Pace Pictures Uses Blackmagic Design to Blur Line Between Production and Post

Published: 15 December 2020

Pace Pictures Uses Blackmagic Design to Blur Line Between Production and Post

Blackmagic Design announced today that full service facility Pace Pictures uses a wide selection of Blackmagic gear to power their expanded post production and production services, including the creation of a virtual production space within their post production facility.

Reacting to modern times, both before and during the pandemic, Pace Pictures has quickly evolved past a traditional post production model into multiple service offerings, all in an effort to react to an ever changing production world. With the intent to provide a full service solution to the industry, the company now offers, in addition to DaVinci Resolve color suites and DaVinci Resolve Studio editorial work, Atmos mixing, ADR and a state of the art virtual stage equipped with extensive Blackmagic Design equipment as the backbone for production.

“In a world where post production is meshing with production more and more,” said Managing Director Heath Ryan, “we are in a perfect place for the future of production by having in the center of our post suites a fully operational virtual stage. We want to bring this technology, that has traditionally been only available to the major studios, to smaller budget films and TV.”

With flexibility the key to the future, Pace designed a production and post facility that was able to handle almost any type of work, and their virtual studio is no different. “On our virtual stage we're using Blackmagic DeckLink HD Extreme 3 cards for capture and playback into streaming encoders and PCs running Unreal Engine,” said Ryan. “We're also using Blackmagic Smart Videohub 20x20s, UltraStudio 4K Extremes, various Teranex devices, Hyperdeck Studio recorders and an ATEM Production Studio 4K switcher - all in various configurations based on the needs of the production.”

While the production facility was used in its early stages for insert shots, hosting virtual concerts and a variety of other work, the company quickly moved into production on their first feature film, “Match,” directed by Sean McGinly, which was an entirely virtual production shot in five days. The film, starring Ahna O’Reilly, Austin Nichols and Spencer Garrett, is an edgy independent drama about a man and a woman who meet on an internet dating site and develop an unexpected intimacy that takes some dark and unexpected turns.

While the sets for “Match” seem fairly ordinary - an apartment, poker room, a park – the ability to shoot everything in one area enabled Heath and McGinly to move quickly, much more quickly than if on location. Even in testing, they were able to get through as much as 22 pages in an eight hour day while still switching sets, a feat unheard of on any traditional film. “We’d already pre programmed all the lights as a DMX lighting-controlled grid on Luminair, so we could just hit a button and go from Jennifer’s apartment day, Jennifer’s apartment night, Ian’s apartment day, Ian’s apartment night. The lighting would change instantly,” said Ryan.
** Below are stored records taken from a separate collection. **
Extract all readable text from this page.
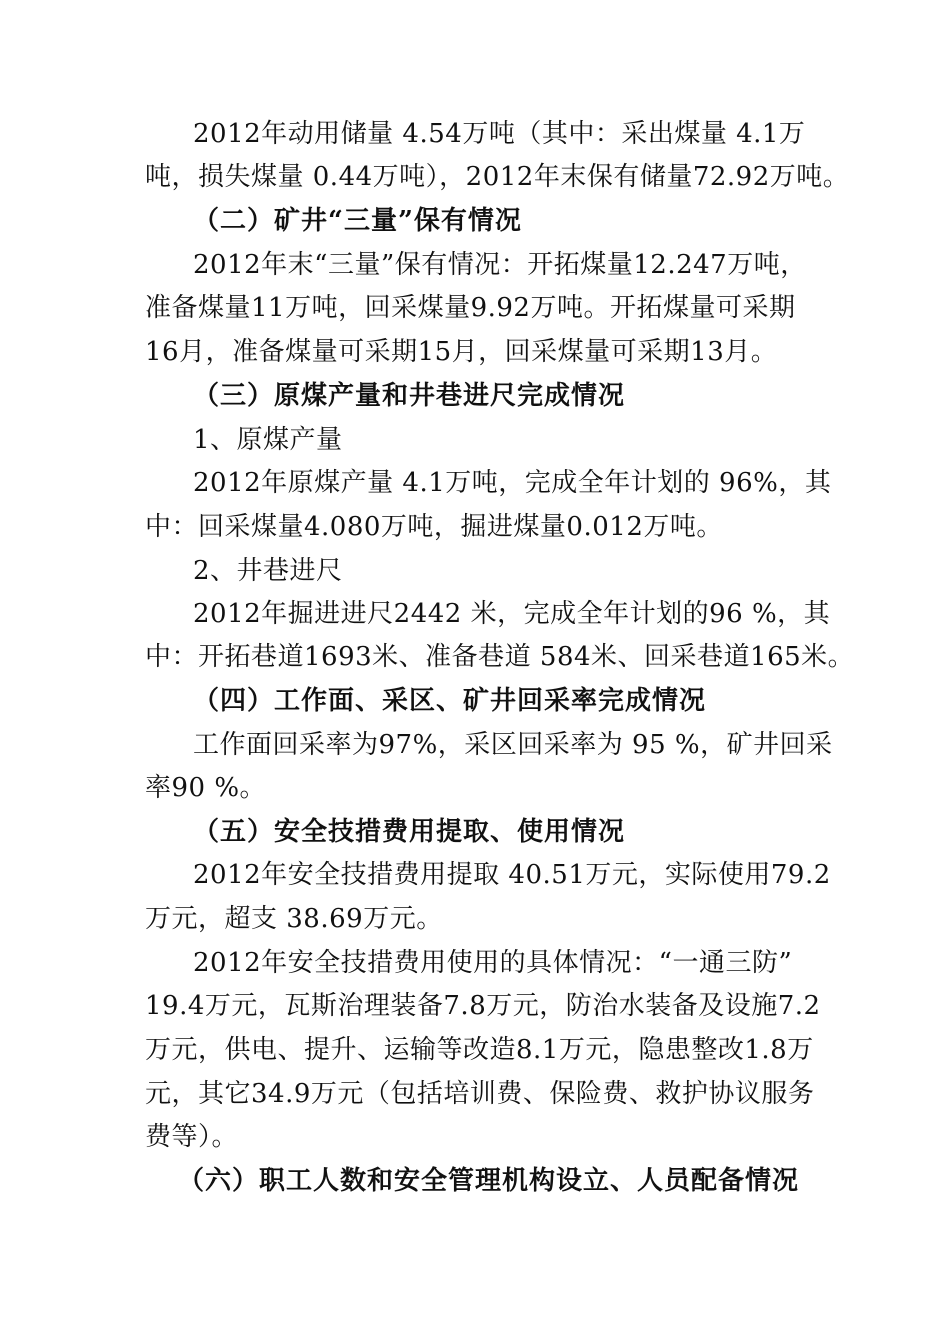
2012年动用储量 4.54万吨（其中：采出煤量 4.1万
吨，损失煤量 0.44万吨），2012年末保有储量72.92万吨。
（二）矿井“三量”保有情况
2012年末“三量”保有情况：开拓煤量12.247万吨，
准备煤量11万吨，回采煤量9.92万吨。开拓煤量可采期
16月，准备煤量可采期15月，回采煤量可采期13月。
（三）原煤产量和井巷进尺完成情况
1、原煤产量
2012年原煤产量 4.1万吨，完成全年计划的 96%，其
中：回采煤量4.080万吨，掘进煤量0.012万吨。
2、井巷进尺
2012年掘进进尺2442 米，完成全年计划的96 %，其
中：开拓巷道1693米、准备巷道 584米、回采巷道165米。
（四）工作面、采区、矿井回采率完成情况
工作面回采率为97%，采区回采率为 95 %，矿井回采
率90 %。
（五）安全技措费用提取、使用情况
2012年安全技措费用提取 40.51万元，实际使用79.2
万元，超支 38.69万元。
2012年安全技措费用使用的具体情况：“一通三防”
19.4万元，瓦斯治理装备7.8万元，防治水装备及设施7.2
万元，供电、提升、运输等改造8.1万元，隐患整改1.8万
元，其它34.9万元（包括培训费、保险费、救护协议服务
费等）。
（六）职工人数和安全管理机构设立、人员配备情况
Even before virtual production, Pace could sense the blurring of the lines between production and post. With that in mind Ryan embraced Blackmagic products early on. “We've utilized Blackmagic gear from day one at Pace due to its flexibility in a wide array of configurations to help solve the ever evolving technical and creative challenges of today's production and post production needs, and it doesn't hurt that Blackmagic was born and bred in Australia, just like I was.”

In post production, Pace uses Blackmagic DeckLink HD Extreme 3 PCI cards, UltraStudio 4K devices and the AVID Artist DNxIQ box for 4K I/O in their edit suites, color rooms and audio mix stages. To enhance processing power in their color rooms, they’ve also paired their machines with Blackmagic eGPUs. Pace DaVinci Resolve Studio color rooms also use DaVinci Resolve Advanced Panels and DaVinci Resolve Mini Panels.
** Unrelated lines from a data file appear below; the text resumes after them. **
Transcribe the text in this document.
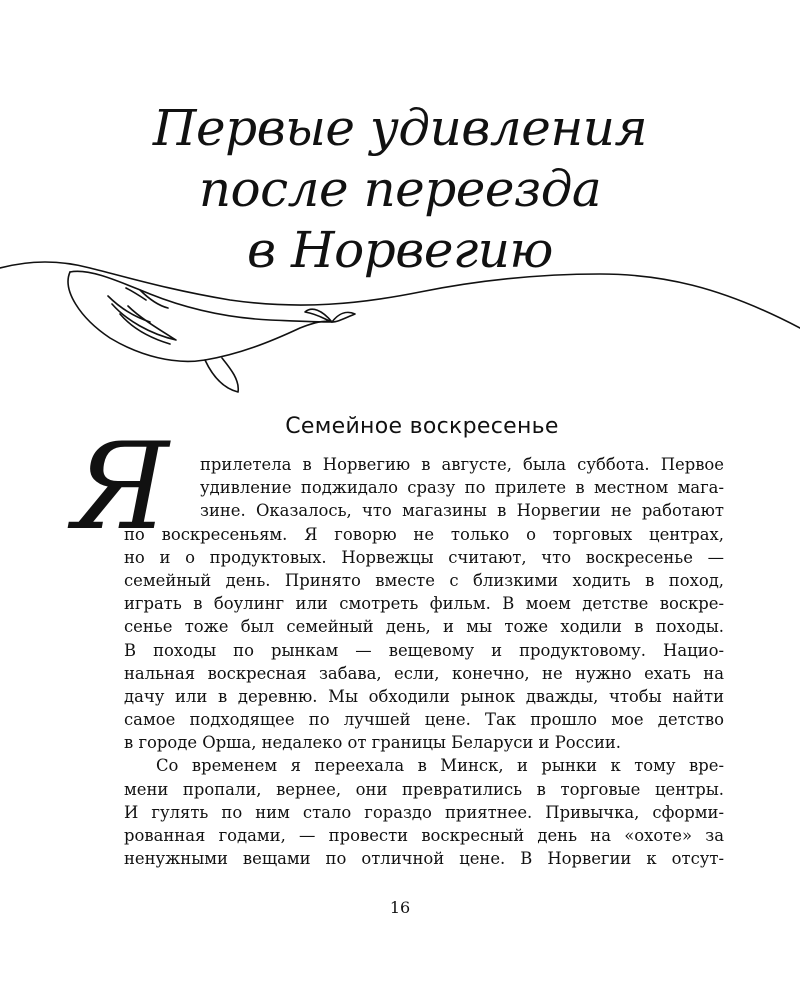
Первые удивления
после переезда
в Норвегию
Семейное воскресенье
Я	прилетела в Норвегию в августе, была суббота. Первое
удивление поджидало сразу по прилете в местном мага-
зине. Оказалось, что магазины в Норвегии не работают
по воскресеньям. Я говорю не только о торговых центрах,
но и о продуктовых. Норвежцы считают, что воскресенье —
семейный день. Принято вместе с близкими ходить в поход,
играть в боулинг или смотреть фильм. В моем детстве воскре-
сенье тоже был семейный день, и мы тоже ходили в походы.
В походы по рынкам — вещевому и продуктовому. Нацио-
нальная воскресная забава, если, конечно, не нужно ехать на
дачу или в деревню. Мы обходили рынок дважды, чтобы найти
самое подходящее по лучшей цене. Так прошло мое детство
в городе Орша, недалеко от границы Беларуси и России.
Со временем я переехала в Минск, и рынки к тому вре-
мени пропали, вернее, они превратились в торговые центры.
И гулять по ним стало гораздо приятнее. Привычка, сформи-
рованная годами, — провести воскресный день на «охоте» за
ненужными вещами по отличной цене. В Норвегии к отсут-
16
Ultimately, Ryan understands the need to adapt to the future, just as they have learned to adapt to the ongoing Covid pandemic. While they opened their new Atmos Mixing stage on March 16, 2020, just days after the start of lockdown in Los Angeles, the facility moved quickly to become Covid compliant. Launching a virtual production facility during that same pandemic only showed they were driving the times, not just reacting to it.

But Ryan insists the solution to modern production is much simpler, no matter what the times bring. “Listen carefully to what the film needs, not what everyone thinks it needs. Every group of filmmakers looks to have their workflow customized to the actual film or TV show they are making, and we need to be quick to adapt to that.”